Pek çok insan atom bombasının icadına Einstein'ın teorisinin rehberlik ettiğini düşünür, bu aslında bir söylenti.
Yukarıdaki resim iki resimden oluşuyor: Einstein'ın kendisi atom bombasının patlama yerinde hiç görünmedi ve onunla atom bombası arasında doğrudan bir ilişki yok Einstein atom çekirdeğinin sadece kütle-enerji denkleminden gelen devasa enerji içerdiğini biliyordu. Dolaylı olarak anlaşıldı.
Kütle-enerji denkleminin keşfi
Einstein, 1905'te ilk olarak özel görelilik kavramını önerdi ve kütle-enerji denklemini Lorentz dönüşümünden türetti. Kütle ve enerji arasındaki dönüşüm ilişkisini ortaya çıkarır.Çok küçük kütle kaybı, ışık hızının karesinin etkisi altında çok büyük enerji üretebilir.
1939'da, Alman bilim adamları Hahn ve Strassmann, uranyum çekirdeklerini yavaş nötronlarla bombardıman ederken ilk kez çekirdeğin fisyon fenomenini keşfettiler ve bir nükleer fisyon makalesi yayınladılar. 1945'te, ilk atom bombası Amerika Birleşik Devletleri'nde başarıyla test edildi ve o zamandan beri Pandora'nın Kutusu açıldı.
Atom bombasının doğumunun Einstein ile hiçbir ilgisi olmadığı zaman çizelgesinden bilinebilir, ancak atom bombası patlamasının prensibi Einstein'ın kütle-enerji denklemiyle açıklanabilir.
Nükleer reaksiyonun neden bu kadar büyük bir enerjisi var?
Kütle-enerji denklemi E = mc'ye göre, 1 kilogram kütle kaybı 9 × 1016 joule enerjisi üretebilir ve 1 ton TNT eşdeğeri 4.200 megajul'a eşittir ve Hiroşima atom bombası 15.000 ton TNT eşdeğerine eşittir.
Bu şekilde, 1 kg'lık bir kütle kaybı, 1.400 Hiroşima atom bombasının salınmasına eşdeğerdir.
1 kilogram madde tamamen yanar ve tamamen enerjiye dönüştürülür, ikisinin gücünde neden bu kadar çok fark var? Bunun nedeni, yanmanın yalnızca kimyasal bağların kopması ve yeniden birleşmesidir ve kütlenin korunmuş olmasıdır; ve nükleer reaksiyonlar atom içindeki değişiklikleri içerir, kütle tükendiğinde büyük enerji açığa çıkacaktır.
Esasen, nükleer reaksiyonların gücü çekirdekten gelir.
Çekirdekteki parçacıkların kuvveti, dört temel kuvvet arasındaki güçlü etkileşim kuvvetine aittir.
Güçlü etkileşim kuvveti, yerçekimi gibi değil, belirli bir aralıkta sabittir, mesafe ne kadar yakınsa, yerçekimi kuvveti o kadar büyüktür Kuarklar arasındaki güçlü etkileşim kuvveti yaklaşık 160.000 Newton'dur ve çekirdekteki parçacıkların güçlü etkileşim kuvveti de 10.000'dir.
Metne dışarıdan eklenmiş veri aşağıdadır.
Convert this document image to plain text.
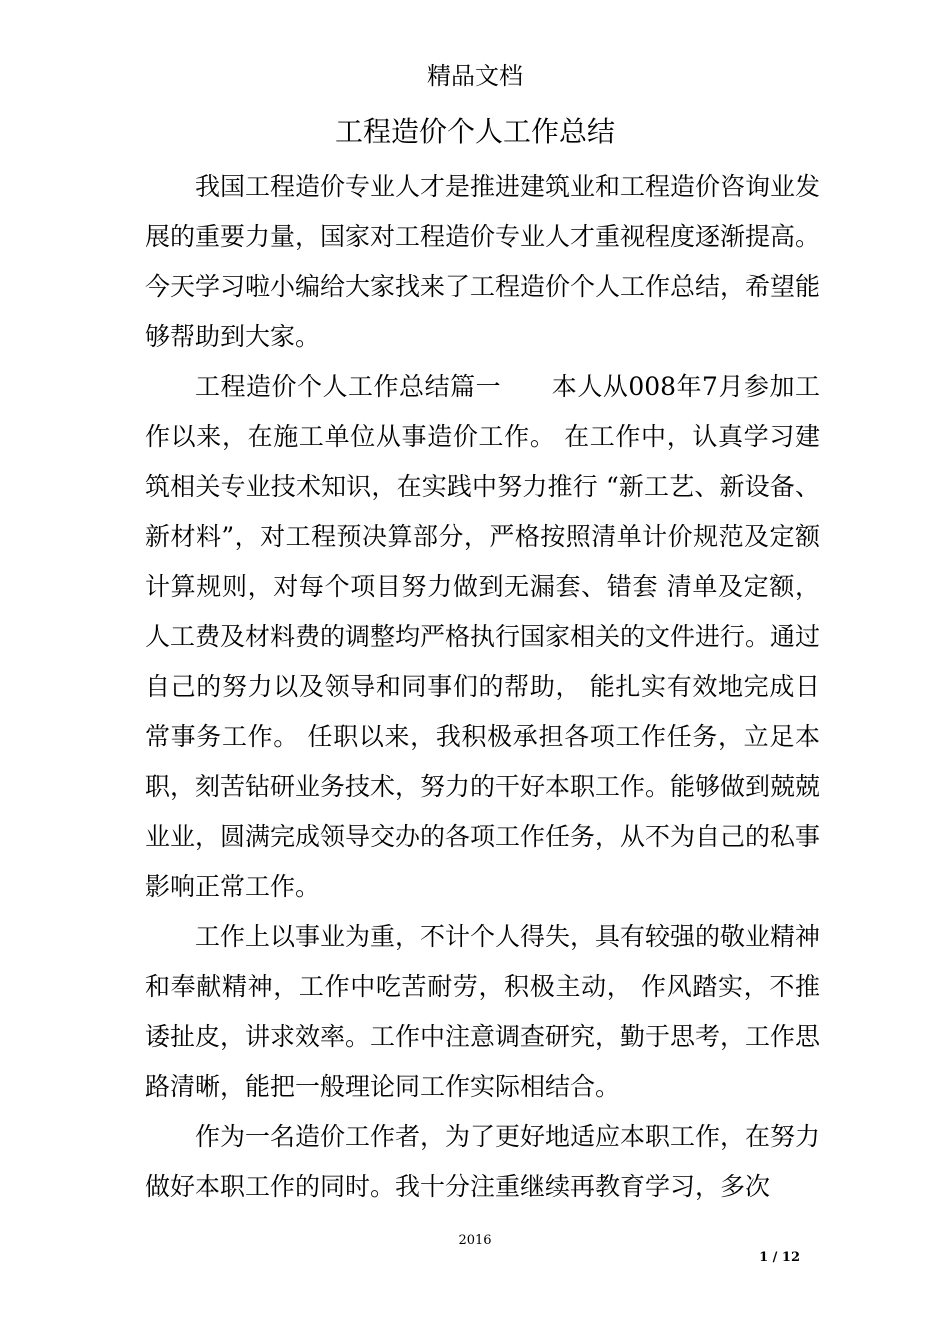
精品文档
工程造价个人工作总结

我国工程造价专业人才是推进建筑业和工程造价咨询业发展的重要力量，国家对工程造价专业人才重视程度逐渐提高。今天学习啦小编给大家找来了工程造价个人工作总结，希望能够帮助到大家。

工程造价个人工作总结篇一      本人从008年7月参加工作以来，在施工单位从事造价工作。 在工作中，认真学习建筑相关专业技术知识，在实践中努力推行 “新工艺、新设备、 新材料”，对工程预决算部分，严格按照清单计价规范及定额计算规则，对每个项目努力做到无漏套、错套 清单及定额，人工费及材料费的调整均严格执行国家相关的文件进行。通过自己的努力以及领导和同事们的帮助， 能扎实有效地完成日常事务工作。 任职以来，我积极承担各项工作任务，立足本职，刻苦钻研业务技术，努力的干好本职工作。能够做到兢兢业业，圆满完成领导交办的各项工作任务，从不为自己的私事影响正常工作。

工作上以事业为重，不计个人得失，具有较强的敬业精神和奉献精神，工作中吃苦耐劳，积极主动， 作风踏实，不推诿扯皮，讲求效率。工作中注意调查研究，勤于思考，工作思路清晰，能把一般理论同工作实际相结合。

作为一名造价工作者，为了更好地适应本职工作，在努力做好本职工作的同时。我十分注重继续再教育学习，多次

2016
1 / 12
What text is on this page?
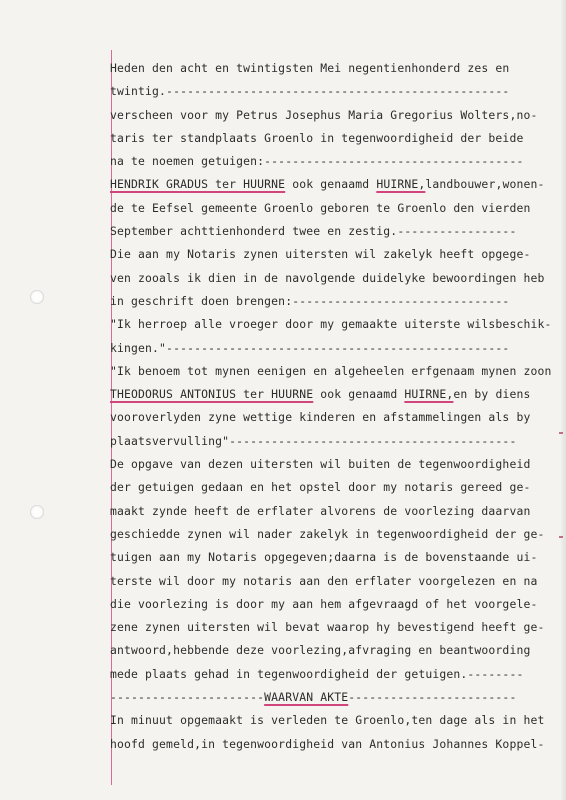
Heden den acht en twintigsten Mei negentienhonderd zes en
twintig.-------------------------------------------------
verscheen voor my Petrus Josephus Maria Gregorius Wolters,no-
taris ter standplaats Groenlo in tegenwoordigheid der beide
na te noemen getuigen:-------------------------------------
HENDRIK GRADUS ter HUURNE ook genaamd HUIRNE,landbouwer,wonen-
de te Eefsel gemeente Groenlo geboren te Groenlo den vierden
September achttienhonderd twee en zestig.-----------------
Die aan my Notaris zynen uitersten wil zakelyk heeft opgege-
ven zooals ik dien in de navolgende duidelyke bewoordingen heb
in geschrift doen brengen:-------------------------------
"Ik herroep alle vroeger door my gemaakte uiterste wilsbeschik-
kingen."-------------------------------------------------
"Ik benoem tot mynen eenigen en algeheelen erfgenaam mynen zoon
THEODORUS ANTONIUS ter HUURNE ook genaamd HUIRNE,en by diens
vooroverlyden zyne wettige kinderen en afstammelingen als by
plaatsvervulling"-----------------------------------------
De opgave van dezen uitersten wil buiten de tegenwoordigheid
der getuigen gedaan en het opstel door my notaris gereed ge-
maakt zynde heeft de erflater alvorens de voorlezing daarvan
geschiedde zynen wil nader zakelyk in tegenwoordigheid der ge-
tuigen aan my Notaris opgegeven;daarna is de bovenstaande ui-
terste wil door my notaris aan den erflater voorgelezen en na
die voorlezing is door my aan hem afgevraagd of het voorgele-
zene zynen uitersten wil bevat waarop hy bevestigend heeft ge-
antwoord,hebbende deze voorlezing,afvraging en beantwoording
mede plaats gehad in tegenwoordigheid der getuigen.--------
----------------------WAARVAN AKTE------------------------
In minuut opgemaakt is verleden te Groenlo,ten dage als in het
hoofd gemeld,in tegenwoordigheid van Antonius Johannes Koppel-
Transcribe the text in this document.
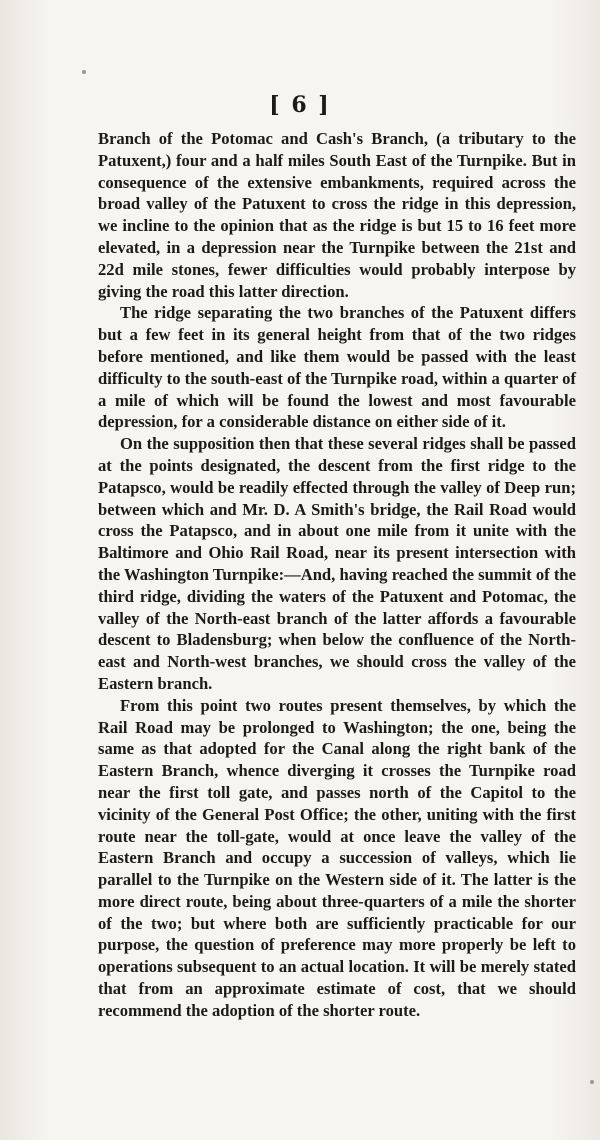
[ 6 ]

Branch of the Potomac and Cash's Branch, (a tributary to the Patuxent,) four and a half miles South East of the Turnpike. But in consequence of the extensive embankments, required across the broad valley of the Patuxent to cross the ridge in this depression, we incline to the opinion that as the ridge is but 15 to 16 feet more elevated, in a depression near the Turnpike between the 21st and 22d mile stones, fewer difficulties would probably interpose by giving the road this latter direction.

The ridge separating the two branches of the Patuxent differs but a few feet in its general height from that of the two ridges before mentioned, and like them would be passed with the least difficulty to the south-east of the Turnpike road, within a quarter of a mile of which will be found the lowest and most favourable depression, for a considerable distance on either side of it.

On the supposition then that these several ridges shall be passed at the points designated, the descent from the first ridge to the Patapsco, would be readily effected through the valley of Deep run; between which and Mr. D. A Smith's bridge, the Rail Road would cross the Patapsco, and in about one mile from it unite with the Baltimore and Ohio Rail Road, near its present intersection with the Washington Turnpike:—And, having reached the summit of the third ridge, dividing the waters of the Patuxent and Potomac, the valley of the North-east branch of the latter affords a favourable descent to Bladensburg; when below the confluence of the North-east and North-west branches, we should cross the valley of the Eastern branch.

From this point two routes present themselves, by which the Rail Road may be prolonged to Washington; the one, being the same as that adopted for the Canal along the right bank of the Eastern Branch, whence diverging it crosses the Turnpike road near the first toll gate, and passes north of the Capitol to the vicinity of the General Post Office; the other, uniting with the first route near the toll-gate, would at once leave the valley of the Eastern Branch and occupy a succession of valleys, which lie parallel to the Turnpike on the Western side of it. The latter is the more direct route, being about three-quarters of a mile the shorter of the two; but where both are sufficiently practicable for our purpose, the question of preference may more properly be left to operations subsequent to an actual location. It will be merely stated that from an approximate estimate of cost, that we should recommend the adoption of the shorter route.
Newton'un üstünde.
Bu sadece bir atom çekirdeğinin sahip olduğu kuvvettir ve bir atom bombası, atom çekirdeğinin enerjisini kaldırmak için nötronları kullanır.
Örneğin, uranyum 235 çekirdeği bir nötron tarafından vurulduktan sonra, bir baryum atomu ve bir kripton atomuna bölünür ve iki nötron üretir.İki nötron, diğer uranyum 235'i bombalamaya devam edecek ve bir zincir reaksiyonuna neden olacaktır.
Önceki ve sonraki kütleler eşit değildir ve tükenen kütle 201 MeV enerjiye dönüştürülür. Atom bombası gibi güçlü bir silah için bile, kütlesinden enerjiye dönüşüm oranı yalnızca% 0.135'tir, yani sadece 1.35 gram 1 kg nükleer madde enerjiye dönüştürülür; bir hidrojen bombasının dönüşüm oranı yaklaşık% 0.7 iken, çok düşük Dönüşüm oranı, güçlü nükleer güç sayesinde çok büyük enerji açığa çıkarabilir.
Einstein'ın kütle-enerji denklemi E = mc2 sadece mikroskobik nesnelere değil, aynı zamanda makroskopik maddeye de uygulanabilir. Foton ve fotoelektromanyetik dönüşüm koşullarını sağlayabildiği sürece teorik olarak bir kağıt parçası da patlayıcı güç açığa çıkarabilir, çünkü kağıt da atomlardan yapılmıştır.